World Leaders Stay Silent, Newspapers Voice Support
Not only in Florida, Pennsylvania and Ohio are people anxious to know who will be the next U.S. president. Thousand of miles away — in places like Pakistan, North Korea, Iraq, Iran and the Middle East — leaders and citizens know that the outcome of today’s election will have a substantial effect on their lives.
Today’s election is universally regarded as the most important presidential election in the United States for at least 40 years. But in spite of that — or maybe because of that — most world leaders have stuck to protocol and been silent about which candidate they’d prefer to see in the Oval Office next January.
Nevertheless the high stakes have prodded some leaders into breaking ranks and voicing their preference. Sometimes this message arrives in a subtle yet decipherable statement, as it did in a recent speech by Russian President Vladimir Putin.
During a trip to Tajikistan, the Russian leader said attacks on coalition forces in Iraq were aimed at defeating Bush. “If they achieve that goal, then that will give international terrorism a new impulse and extra power,” he said.
Putin has opposed the invasion of Iraq. Though he has coyly refused to explicitly state which candidate he likes better, the statement equating a Bush defeat with a terrorist victory was a clear indication of support for the incumbent.
European leaders have mostly kept silent. No endorsement came from France or Germany, despite the fact they opposed the war on Iraq. One exception is Norway's Labor Party leader Jens Stoltenberg, who said, “We wish the best of luck to John Kerry.”
In Britain, Prime Minister Tony Blair imposed a gag order on ministers, insisting they observe strict public neutrality.
Despite Blair’s instruction, one of his leading supporters made an extraordinary intervention in the U.S. election by saying that a victory for Senator Kerry would herald a surge in terrorism and suicide bombings. The comments by Gisela Stuart, the former health minister, were published by the British newspaper Telegraph on Sunday — on the eve of the election — and ran the risk of severely embarrassing the prime minister.
Stuart claimed that a Kerry victory over President Bush would prompt “celebrations among those who want to destroy liberal democracies.” In another dig at the Democratic challenger, she wrote, “You know where you stand with George and, in today’s world, that’s much better than rudderless leaders who drift with the prevailing wind.”

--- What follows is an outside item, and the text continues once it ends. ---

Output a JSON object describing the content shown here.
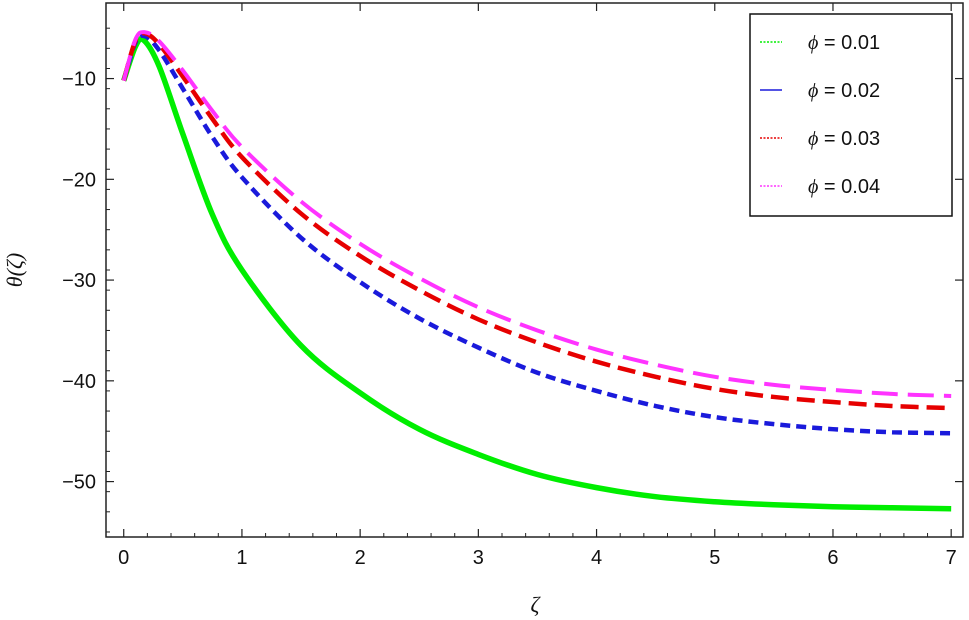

Also on Sunday, the British Independent revealed that Blair has sent one of his closest advisors on a secret peace mission to mend relations with Senator Kerry.
Other leaders who have weighed in include Japan’s Prime Minister Junichiro Koizumi, who has sent troops to Iraq in only a humanitarian capacity. “I'm close to Bush, so I'd like him to do well,” he said.
Another Asian heavyweight, Singapore's founding father, Lee Kuan Yew, seemed to lean towards Bush by saying that “Asia needs … a president who can withstand the pressures of protectionism, pressures against outsourcing, (and) is able to keep free trade going.”
In Malaysia, Prime Minister Mahathir Mohamad left no doubt to his feelings. Referring to Bush in a newspaper interview, he said that the U.S. electorate “appears to be willing to accept a person who told a blatant lie and to elect a liar.”
But paradoxically, even in countries with strained relations with the U.S., Kerry does not seem to be a popular choice. “We haven’t seen anything good from Democrats,” said Hasan Rowhani, head of Iran’s top security decision-making body, the Supreme National Security Council.
Cuban parliament speaker Ricardo Alarcon had little optimism about Kerry either: “Given what he’s said already, it seems like with him it would be more of the same.”
Germany’s Bild Backs Bush
Unlike their governments, many foreign newspapers, especially in Europe, are happy to take a stand. “Clearly, if the world had a vote, the result on Nov. 2 would not be in doubt,” the left-wing Guardian newspaper of London said in an editorial column.
The Guardian even started a letter-writing campaign that encouraged British citizens to contact potential swing voters in the hotly contested state of Ohio. However, that initiative backfired after the London paper received hundreds of complaints about foreign meddling in U.S. affairs.
The influential French newspaper, Le Monde, made an exception to its rule of not supporting a candidate to an election in a foreign country and decided to endorse John Kerry.
Bild, Germany's best-selling newspaper, endorsed President Bush despite polls showing the vast majority of Germans back Senator Kerry. It was the first time Bild, or any German newspaper, had ever backed a U.S. presidential candidate.
The Danish paper Information said the whole world should have the right to cast a vote in the U.S. presidential elections, because the world belongs to everyone and everyone’s future was at stake when the world’s most powerful leader is elected.
On the issues of Palestinians and Iraq, most Arab newspapers do not see a “proverbial hair between the two candidates’ declared Middle East policies,” in the words of the Jordan Times. While many oppose Bush, they profess to know little about John Kerry.